Here’s what we’d like to offer you:
- Equal investment and support for our people and patients.
- A fun and ambitious start-up environment with a culture that takes on big things, takes risks, and learns quickly.
- The ability to demonstrate creativity, innovation, and conscientiousness, and find joy in working together.
- A team of highly skilled, incredibly kind, and welcoming employees, every one of whom has something unique to offer.
- We know that the overall success of our business is a collaborative effort, and we strive to provide ongoing opportunities for our employees to learn and grow, both personally and professionally.
- Full-time employees are eligible to participate in our benefits package which includes Medical, Dental, Vision Insurance, Company paid time off, Short- and Long-Term Disability, and more.
We are an equal opportunity and affirmative action employer. We embrace diversity and are committed to creating an inclusive environment for all employees. Applicants will be considered for employment without regard to race, religion, gender, gender identity, sexual orientation, national origin, age, disability, or veteran status.
Skills Required
- 5+ years of hands-on data engineering experience building and operating production data systems
- Built ingestion systems handling unreliable sources, inconsistent file formats, undocumented APIs, and schema changes
- Strong infrastructure and platform thinking; design build-vs-buy decisions and standards
- Production pipeline engineering with Python for ETL/ELT workflows, file and API integrations, retries and error handling
- Advanced SQL skills including complex joins, CTEs, window functions, query optimization, large-scale transformations
- Strong understanding of data warehouse architecture and modeling patterns (star schemas, SCDs, incremental models)
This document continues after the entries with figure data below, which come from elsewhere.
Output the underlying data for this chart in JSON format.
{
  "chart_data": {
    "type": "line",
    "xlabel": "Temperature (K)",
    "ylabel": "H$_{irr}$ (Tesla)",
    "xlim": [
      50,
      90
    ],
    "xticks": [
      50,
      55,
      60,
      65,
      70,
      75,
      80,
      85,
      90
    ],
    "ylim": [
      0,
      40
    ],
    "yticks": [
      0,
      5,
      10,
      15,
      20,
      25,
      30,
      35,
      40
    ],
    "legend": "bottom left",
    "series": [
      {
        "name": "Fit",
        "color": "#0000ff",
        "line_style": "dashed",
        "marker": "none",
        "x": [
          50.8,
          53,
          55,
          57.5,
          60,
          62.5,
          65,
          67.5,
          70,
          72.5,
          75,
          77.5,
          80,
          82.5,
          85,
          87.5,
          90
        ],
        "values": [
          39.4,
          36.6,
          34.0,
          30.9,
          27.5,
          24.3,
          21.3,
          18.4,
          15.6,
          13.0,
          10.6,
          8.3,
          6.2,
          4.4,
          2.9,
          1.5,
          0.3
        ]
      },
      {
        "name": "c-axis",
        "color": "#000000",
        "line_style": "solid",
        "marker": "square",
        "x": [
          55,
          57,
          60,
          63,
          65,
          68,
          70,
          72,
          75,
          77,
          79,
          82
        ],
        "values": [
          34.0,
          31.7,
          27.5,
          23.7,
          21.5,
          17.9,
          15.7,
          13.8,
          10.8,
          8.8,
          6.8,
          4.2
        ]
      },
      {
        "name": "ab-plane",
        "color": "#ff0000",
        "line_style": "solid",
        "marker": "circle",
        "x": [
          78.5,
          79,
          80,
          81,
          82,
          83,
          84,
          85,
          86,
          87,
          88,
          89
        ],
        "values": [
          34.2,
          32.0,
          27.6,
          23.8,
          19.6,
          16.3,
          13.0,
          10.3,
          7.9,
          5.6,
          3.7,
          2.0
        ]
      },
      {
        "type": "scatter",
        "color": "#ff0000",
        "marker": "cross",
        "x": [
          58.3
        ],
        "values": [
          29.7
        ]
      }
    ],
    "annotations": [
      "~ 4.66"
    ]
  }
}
- Deep fluency with Cloud Data Platforms, preferably GCP and BigQuery, including partitioning, clustering, slot economics, and cost optimization
- Design for resilience: idempotency, backfill strategies, failure modes, and recovery procedures
- Experience troubleshooting and resolving production incidents, diagnosing pipeline failures and performance bottlenecks
- Deep experience with pipeline orchestration and reliability engineering, DAGs, retries, backfills, SLA monitoring
- Bachelor's degree in Computer Science or related field
- Experience working with healthcare data (EHR, claims, pharmacy, billing) and familiarity with NDC, ICD/CPT
- Familiarity with healthcare interoperability standards: HL7, FHIR, CCD, or EDI
- Experience implementing data quality, observability, governance, lineage, or metadata management solutions
- Experience working in a startup or high-growth technology environment
What We Do
AndHealth is the leading digital health solution for autoimmune diseases and migraine. Employers use AndHealth's disease reversal programs to unlock employee engagement and productivity while reducing healthcare costs. Because autoimmune diseases and migraine disproportionately impact women, addressing these issues is important to advancing DEI. AndHealth is built by the team that created digital health pioneer CoverMyMeds, which was one of the first digital health unicorns, and is backed with more than $57 million in funding from Francisco Partners, Health 2047 (American Medical Association’s partner venture fund), Kirkland & Ellis, and Twofold Ventures.